I'd said that, and I almost hated myself. Why do I still want to talk about Cedric? I'd seen more death since then - and so has Harry. Cedric was just the first among many. Hell, for Harry, it wasn't even the first time he experienced death. He's so revered as The Boy Who Lived that we sometimes forget that his parents didn't earn the same fate.

How could I forget, back then...? But I had to stop this train of thought before it got to me, as it normally does. No, Cho. Don't be so harsh on yourself. Just because he's had it worse doesn't mean your pain wasn't legitimate. And besides, death is not something one gets desensitized to.

"What about Cedric?" he inquired calmly.

"Harry, if you don't want to talk-"

"No, it's okay; I'm used to it." He sighed. "Besides, now I can give you answers, anyway. Back then..."

"Don't even say it."

"But I want to, right now," he said "because no matter how much I point it out, no one seems to grasp that he didn't die like the hero he truly was. That's all I can say. I was the one to suggest we grabbed the Cup together. I was the one they wanted, not Cedric. And they discarded him. Just because he happened to be there. That's all there is. That's all I have to say. So I hope that's what you wanted to hear, Cho."

There it was - that fire that threatened to burn down everything I held dear, and all I could think of was, Merlin, I'm glad I didn't hear any of this when I was sixteen. Because right now, I could be certain he wasn't mad at me. He was just mad at the unfairness of it all - but it still stung.

"No," I answered honestly. "But I needed to, and I'm glad you told me. Just for the record, I don't blame you. I could never blame you."

"Thanks." I didn't even know what he was thanking me for, but I smiled anyway. "It's not easy."
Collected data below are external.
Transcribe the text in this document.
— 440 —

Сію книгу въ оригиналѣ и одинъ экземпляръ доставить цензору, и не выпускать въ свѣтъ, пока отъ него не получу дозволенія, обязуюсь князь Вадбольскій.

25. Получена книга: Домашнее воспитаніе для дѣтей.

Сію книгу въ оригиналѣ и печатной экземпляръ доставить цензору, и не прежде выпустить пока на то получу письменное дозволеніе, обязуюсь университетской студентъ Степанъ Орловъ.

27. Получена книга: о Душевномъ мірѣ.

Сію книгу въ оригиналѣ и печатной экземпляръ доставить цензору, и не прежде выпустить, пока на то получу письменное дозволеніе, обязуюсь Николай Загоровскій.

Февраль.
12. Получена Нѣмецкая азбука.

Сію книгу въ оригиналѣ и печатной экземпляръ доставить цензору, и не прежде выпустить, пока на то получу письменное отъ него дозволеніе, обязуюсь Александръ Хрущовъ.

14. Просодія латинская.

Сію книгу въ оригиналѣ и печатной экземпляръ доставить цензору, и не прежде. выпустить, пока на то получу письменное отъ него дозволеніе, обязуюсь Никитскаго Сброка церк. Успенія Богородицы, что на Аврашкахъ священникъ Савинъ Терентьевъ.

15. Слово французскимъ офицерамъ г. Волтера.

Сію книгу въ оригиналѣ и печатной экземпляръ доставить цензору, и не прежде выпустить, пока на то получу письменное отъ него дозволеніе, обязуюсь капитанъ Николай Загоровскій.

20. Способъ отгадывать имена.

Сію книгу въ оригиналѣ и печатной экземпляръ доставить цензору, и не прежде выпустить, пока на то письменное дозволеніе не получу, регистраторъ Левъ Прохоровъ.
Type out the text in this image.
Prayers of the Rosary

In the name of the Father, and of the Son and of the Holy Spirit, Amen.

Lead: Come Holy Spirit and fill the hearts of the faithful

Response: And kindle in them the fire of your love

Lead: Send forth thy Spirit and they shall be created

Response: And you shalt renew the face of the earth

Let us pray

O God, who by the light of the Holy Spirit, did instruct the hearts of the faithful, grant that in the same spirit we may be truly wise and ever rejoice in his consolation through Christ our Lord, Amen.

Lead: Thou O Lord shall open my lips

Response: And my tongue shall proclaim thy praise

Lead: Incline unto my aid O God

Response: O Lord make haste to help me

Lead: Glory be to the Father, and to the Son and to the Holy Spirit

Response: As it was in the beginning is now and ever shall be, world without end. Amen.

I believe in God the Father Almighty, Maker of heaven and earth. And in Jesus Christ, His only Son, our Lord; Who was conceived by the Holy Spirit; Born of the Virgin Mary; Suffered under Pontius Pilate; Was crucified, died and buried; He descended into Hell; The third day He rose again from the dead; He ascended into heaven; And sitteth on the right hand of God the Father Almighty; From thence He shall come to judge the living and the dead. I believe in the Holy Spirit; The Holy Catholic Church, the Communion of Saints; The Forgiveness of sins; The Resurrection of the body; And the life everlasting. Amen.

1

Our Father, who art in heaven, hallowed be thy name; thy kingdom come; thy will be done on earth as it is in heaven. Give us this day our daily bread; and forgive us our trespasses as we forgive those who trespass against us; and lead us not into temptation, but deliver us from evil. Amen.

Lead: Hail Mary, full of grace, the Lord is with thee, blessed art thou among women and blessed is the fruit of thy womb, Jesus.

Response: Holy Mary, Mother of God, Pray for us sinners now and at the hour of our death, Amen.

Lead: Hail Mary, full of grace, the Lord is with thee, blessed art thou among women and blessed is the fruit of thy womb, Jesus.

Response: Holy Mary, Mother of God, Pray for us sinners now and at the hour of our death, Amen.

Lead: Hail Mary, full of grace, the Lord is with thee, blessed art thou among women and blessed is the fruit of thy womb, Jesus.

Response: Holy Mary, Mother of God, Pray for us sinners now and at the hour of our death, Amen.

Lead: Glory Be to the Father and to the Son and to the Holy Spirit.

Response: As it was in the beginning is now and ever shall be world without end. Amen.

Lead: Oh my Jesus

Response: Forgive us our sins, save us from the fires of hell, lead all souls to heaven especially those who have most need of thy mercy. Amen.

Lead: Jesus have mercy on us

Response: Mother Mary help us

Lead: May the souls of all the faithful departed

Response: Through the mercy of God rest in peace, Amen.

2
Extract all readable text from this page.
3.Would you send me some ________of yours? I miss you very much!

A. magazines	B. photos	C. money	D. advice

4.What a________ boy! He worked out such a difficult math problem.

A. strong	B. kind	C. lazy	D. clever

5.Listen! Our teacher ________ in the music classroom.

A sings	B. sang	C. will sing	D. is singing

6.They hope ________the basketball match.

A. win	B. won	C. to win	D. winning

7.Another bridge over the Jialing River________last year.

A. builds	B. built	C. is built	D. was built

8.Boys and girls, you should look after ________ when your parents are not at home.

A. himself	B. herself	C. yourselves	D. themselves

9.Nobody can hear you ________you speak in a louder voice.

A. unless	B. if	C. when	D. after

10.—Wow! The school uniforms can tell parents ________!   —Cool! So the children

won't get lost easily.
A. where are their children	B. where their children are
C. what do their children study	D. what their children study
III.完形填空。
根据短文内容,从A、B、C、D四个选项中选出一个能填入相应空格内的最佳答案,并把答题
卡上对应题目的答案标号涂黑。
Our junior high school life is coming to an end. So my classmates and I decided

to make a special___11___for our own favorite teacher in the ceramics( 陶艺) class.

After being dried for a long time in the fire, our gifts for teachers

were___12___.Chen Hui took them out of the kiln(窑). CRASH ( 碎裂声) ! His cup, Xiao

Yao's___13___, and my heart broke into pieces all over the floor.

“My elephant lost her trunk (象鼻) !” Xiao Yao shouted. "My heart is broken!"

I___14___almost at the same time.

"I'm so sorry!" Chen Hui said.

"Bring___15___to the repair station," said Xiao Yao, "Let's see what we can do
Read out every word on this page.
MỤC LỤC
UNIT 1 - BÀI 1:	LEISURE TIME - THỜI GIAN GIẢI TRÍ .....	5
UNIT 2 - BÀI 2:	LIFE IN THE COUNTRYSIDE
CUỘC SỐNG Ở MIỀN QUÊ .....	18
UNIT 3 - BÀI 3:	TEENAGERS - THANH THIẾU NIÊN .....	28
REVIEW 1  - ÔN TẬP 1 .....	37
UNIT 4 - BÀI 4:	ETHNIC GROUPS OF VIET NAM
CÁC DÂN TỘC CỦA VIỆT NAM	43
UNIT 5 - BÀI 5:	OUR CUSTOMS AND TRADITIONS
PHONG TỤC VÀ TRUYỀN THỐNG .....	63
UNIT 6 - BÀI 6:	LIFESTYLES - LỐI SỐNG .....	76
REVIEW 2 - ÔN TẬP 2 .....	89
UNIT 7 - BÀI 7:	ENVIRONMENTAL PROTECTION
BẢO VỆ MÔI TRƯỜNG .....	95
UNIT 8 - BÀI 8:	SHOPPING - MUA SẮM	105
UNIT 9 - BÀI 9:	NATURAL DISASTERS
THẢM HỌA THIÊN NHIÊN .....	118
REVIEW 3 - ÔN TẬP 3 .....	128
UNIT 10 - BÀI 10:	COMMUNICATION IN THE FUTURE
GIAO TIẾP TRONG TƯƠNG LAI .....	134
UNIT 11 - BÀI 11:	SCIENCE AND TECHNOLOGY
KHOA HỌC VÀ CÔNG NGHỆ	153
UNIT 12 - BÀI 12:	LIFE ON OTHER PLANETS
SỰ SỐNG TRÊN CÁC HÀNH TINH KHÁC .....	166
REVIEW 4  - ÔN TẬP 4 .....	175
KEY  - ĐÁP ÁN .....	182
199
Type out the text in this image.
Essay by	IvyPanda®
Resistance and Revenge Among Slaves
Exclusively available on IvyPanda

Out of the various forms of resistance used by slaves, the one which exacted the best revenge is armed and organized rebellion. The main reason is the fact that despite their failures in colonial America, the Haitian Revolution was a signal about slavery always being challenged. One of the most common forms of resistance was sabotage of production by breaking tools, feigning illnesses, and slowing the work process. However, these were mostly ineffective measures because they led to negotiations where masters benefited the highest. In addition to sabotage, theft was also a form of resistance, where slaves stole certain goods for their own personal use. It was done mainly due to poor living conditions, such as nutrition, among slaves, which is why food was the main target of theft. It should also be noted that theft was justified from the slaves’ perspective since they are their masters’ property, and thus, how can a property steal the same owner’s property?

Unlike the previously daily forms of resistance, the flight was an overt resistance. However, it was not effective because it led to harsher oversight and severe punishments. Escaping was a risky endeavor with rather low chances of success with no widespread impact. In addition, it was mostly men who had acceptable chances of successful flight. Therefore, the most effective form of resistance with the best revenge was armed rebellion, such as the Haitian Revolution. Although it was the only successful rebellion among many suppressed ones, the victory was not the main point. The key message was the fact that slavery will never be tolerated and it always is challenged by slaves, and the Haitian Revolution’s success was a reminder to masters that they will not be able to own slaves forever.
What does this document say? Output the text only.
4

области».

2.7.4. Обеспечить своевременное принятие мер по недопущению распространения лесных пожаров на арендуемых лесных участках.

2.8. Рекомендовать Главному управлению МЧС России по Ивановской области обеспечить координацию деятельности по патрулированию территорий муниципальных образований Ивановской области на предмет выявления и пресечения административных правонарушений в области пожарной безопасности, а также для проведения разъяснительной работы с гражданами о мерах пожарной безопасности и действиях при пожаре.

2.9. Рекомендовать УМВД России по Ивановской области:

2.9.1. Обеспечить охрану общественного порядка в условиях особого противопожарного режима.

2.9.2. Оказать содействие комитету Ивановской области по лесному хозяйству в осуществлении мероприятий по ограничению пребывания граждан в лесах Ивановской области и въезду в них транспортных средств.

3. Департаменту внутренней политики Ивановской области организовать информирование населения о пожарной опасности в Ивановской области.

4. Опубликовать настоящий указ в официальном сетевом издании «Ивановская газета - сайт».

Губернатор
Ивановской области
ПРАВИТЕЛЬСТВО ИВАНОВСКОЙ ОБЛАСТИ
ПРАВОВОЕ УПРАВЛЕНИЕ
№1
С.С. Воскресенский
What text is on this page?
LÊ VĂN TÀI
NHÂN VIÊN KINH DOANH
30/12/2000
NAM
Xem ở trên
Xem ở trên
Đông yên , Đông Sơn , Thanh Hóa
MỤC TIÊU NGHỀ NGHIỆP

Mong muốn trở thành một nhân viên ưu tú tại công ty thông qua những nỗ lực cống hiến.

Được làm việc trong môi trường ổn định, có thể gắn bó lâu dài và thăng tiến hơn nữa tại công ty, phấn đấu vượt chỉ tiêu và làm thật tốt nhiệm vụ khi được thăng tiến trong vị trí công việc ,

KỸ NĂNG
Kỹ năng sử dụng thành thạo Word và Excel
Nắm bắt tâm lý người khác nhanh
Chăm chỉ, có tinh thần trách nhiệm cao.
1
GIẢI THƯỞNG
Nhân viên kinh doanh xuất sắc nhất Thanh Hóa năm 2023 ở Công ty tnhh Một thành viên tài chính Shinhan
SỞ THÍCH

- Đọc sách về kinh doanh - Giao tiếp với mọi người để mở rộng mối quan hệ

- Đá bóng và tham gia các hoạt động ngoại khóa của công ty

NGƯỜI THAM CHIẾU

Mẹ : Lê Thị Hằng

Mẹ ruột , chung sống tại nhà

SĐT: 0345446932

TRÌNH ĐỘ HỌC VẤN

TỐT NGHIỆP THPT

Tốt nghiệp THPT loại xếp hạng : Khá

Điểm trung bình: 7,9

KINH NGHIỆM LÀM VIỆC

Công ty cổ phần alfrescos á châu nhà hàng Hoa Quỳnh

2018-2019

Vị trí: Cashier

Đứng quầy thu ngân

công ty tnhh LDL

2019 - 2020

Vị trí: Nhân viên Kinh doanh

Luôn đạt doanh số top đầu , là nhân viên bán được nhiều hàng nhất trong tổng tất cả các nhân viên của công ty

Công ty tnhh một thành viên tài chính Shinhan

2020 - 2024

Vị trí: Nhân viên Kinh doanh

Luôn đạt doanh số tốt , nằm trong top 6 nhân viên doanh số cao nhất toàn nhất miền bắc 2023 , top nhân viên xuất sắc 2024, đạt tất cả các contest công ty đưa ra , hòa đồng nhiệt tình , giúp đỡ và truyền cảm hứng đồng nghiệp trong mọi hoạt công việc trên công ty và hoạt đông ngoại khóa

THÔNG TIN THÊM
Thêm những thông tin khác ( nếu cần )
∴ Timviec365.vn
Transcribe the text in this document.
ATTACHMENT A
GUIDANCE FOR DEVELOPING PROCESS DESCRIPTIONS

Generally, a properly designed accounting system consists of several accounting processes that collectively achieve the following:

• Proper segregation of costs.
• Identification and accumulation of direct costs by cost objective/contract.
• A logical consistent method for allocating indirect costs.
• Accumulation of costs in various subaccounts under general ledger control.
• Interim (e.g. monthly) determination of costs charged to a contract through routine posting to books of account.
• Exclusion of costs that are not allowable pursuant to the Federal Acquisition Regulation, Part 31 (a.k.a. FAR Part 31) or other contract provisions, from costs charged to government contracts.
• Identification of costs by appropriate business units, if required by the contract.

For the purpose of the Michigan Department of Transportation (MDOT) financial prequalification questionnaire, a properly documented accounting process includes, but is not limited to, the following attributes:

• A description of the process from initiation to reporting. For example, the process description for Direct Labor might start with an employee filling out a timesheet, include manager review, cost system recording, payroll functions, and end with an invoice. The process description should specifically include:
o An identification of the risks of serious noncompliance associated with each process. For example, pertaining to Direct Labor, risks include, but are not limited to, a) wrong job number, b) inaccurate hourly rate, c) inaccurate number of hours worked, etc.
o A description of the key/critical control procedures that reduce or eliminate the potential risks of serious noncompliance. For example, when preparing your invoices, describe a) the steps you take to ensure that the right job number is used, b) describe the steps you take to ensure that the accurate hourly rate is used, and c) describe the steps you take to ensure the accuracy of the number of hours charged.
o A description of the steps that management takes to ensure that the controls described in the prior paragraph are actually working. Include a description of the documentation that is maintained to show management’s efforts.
"I'm sure it's not." All I could think of now was Cedric. Cedric without light in his eyes just for being at the wrong place, at the wrong time. Cedric who would stay forever young, but would remain forever with me. "I shouldn't have asked you."

"I'm glad you did, because if anyone deserves to know the truth, that's you." There was warm sincerity in his words, which made me smile. "Back then was just the wrong time, for both of us."

So he's also thought about it - even if just a little.

"Not really. We could've never been, Harry. It just wasn't... healthy."

"No, I guess not." There was a hint of a smile on his lips as well. "But you know what? It's nice seeing you."

Well. It wasn't much of a closure, but it somehow felt like enough.